MATLAB not evaluating integral

Question

MATLAB gives me the same expression back. Here's my code

syms tau alpha phi
f = sign(alpha*cos(phi))*(abs(alpha*cos(phi)) - 2.5*(alpha*cos(phi))^2);
F=f*sin(phi);
int(F,phi, [pi/2, acos(tau/alpha)])

I did plug in the values of variables tau and alpha but it still gives me the same expression back. Anyone know how to solve it? Or some other numerical method which could give me answer in these symbols? Will wolfram-mathematica help?

Answer 1

Mathematica

Integrate[(Sign[alpha*Cos[phi]]*(Abs[alpha*Cos[phi]] - 5/2*
  (alpha*Cos[phi])^2))*Sin[phi], {phi, Pi/2, ArcCos[tau/alpha]}]

(* ConditionalExpression[-(tau^2/(2 alpha)) + (5 alpha^3 Abs[tau]^3)/ (6 Abs[alpha]^4), ArcCos[tau/alpha] \[Element] Reals] *)

Thus the result is the expression inside the ConditionalExpression if the ArcCos[tau/alpha] is an element of the reals.

If you could specify something like -1<=tau/alpha<=1 && 0<=tau then it can provide an even simpler result, (tau^2 (-3 + 5 tau))/(6 alpha)

Please verify this before you depend on it.

Answer 2

Something like

syms tau alpha phi
f = sign(alpha*cos(phi))*(abs(alpha*cos(phi)) - 2.5*(alpha*cos(phi))^2);

will just generate another symbolic variable.
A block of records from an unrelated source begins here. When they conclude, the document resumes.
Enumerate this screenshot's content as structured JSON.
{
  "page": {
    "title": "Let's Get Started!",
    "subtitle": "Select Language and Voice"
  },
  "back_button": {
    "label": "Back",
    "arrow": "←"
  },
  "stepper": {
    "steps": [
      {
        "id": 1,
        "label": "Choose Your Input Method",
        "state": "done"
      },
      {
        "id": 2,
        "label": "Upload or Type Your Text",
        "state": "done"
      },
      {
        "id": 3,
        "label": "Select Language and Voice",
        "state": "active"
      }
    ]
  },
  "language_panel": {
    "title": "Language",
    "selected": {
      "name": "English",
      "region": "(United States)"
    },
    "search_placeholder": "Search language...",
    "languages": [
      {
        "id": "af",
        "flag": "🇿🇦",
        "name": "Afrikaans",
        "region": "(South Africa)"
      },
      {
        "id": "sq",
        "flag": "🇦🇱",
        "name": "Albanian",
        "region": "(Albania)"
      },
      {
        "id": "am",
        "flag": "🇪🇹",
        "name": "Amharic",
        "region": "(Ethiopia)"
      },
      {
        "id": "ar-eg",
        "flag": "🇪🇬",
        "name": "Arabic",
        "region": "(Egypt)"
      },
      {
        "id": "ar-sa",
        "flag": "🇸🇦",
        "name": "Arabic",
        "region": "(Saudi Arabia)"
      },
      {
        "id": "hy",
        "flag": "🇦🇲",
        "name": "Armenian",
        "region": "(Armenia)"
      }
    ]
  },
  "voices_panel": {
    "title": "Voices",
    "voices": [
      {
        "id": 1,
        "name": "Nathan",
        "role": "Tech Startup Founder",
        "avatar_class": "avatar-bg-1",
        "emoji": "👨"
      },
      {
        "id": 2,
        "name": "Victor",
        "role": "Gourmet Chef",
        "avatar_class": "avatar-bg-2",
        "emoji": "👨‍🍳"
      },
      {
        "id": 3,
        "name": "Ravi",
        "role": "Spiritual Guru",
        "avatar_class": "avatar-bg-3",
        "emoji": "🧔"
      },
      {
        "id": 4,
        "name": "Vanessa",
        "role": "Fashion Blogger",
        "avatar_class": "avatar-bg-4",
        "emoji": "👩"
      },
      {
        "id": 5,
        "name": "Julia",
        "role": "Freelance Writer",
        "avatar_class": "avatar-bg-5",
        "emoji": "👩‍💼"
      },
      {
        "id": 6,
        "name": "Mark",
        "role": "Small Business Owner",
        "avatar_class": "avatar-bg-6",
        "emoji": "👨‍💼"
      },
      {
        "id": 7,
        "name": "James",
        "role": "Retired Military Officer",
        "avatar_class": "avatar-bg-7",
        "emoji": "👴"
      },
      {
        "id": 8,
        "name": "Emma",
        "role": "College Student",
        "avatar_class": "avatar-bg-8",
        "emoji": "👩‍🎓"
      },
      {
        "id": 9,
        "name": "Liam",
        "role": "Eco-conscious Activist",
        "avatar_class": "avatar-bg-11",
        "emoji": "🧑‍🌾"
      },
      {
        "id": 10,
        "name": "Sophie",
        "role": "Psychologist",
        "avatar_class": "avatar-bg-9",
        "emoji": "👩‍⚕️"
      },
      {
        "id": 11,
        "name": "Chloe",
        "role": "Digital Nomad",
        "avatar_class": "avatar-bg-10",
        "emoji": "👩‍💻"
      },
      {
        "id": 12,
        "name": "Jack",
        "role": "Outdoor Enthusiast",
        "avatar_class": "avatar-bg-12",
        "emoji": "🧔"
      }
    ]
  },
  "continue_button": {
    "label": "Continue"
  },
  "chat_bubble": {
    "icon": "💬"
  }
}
Your goal however is to specify a symbolic function and for that you have to specify the function arguments:

syms tau alpha phi
f(tau,alpha,phi) = sign(alpha*cos(phi))*(abs(alpha*cos(phi)) - 2.5*(alpha*cos(phi))^2);
F(tau,alpha,phi) =f*sin(phi);

Then you can calculate the integral with

R = int(F,phi, [pi/2, acos(tau/alpha)])

Since your integral is dependent on tau and alpha, R is again a symbolic function R(tau,alpha).

Alternatively you could just specify the arguments at the end, e.g.

syms tau alpha phi
f = sign(alpha*cos(phi))*(abs(alpha*cos(phi)) - 2.5*(alpha*cos(phi))^2);
F=f*sin(phi);
R(tau,alpha) = int(F,phi, [pi/2, acos(tau/alpha)])

But I personally find that less clean.

Note that you could also write F directly as

F(tau,alpha,phi) = sin(phi)*(sign(alpha*cos(phi))*(abs(alpha*cos(phi)) - 2.5*(alpha*cos(phi))^2));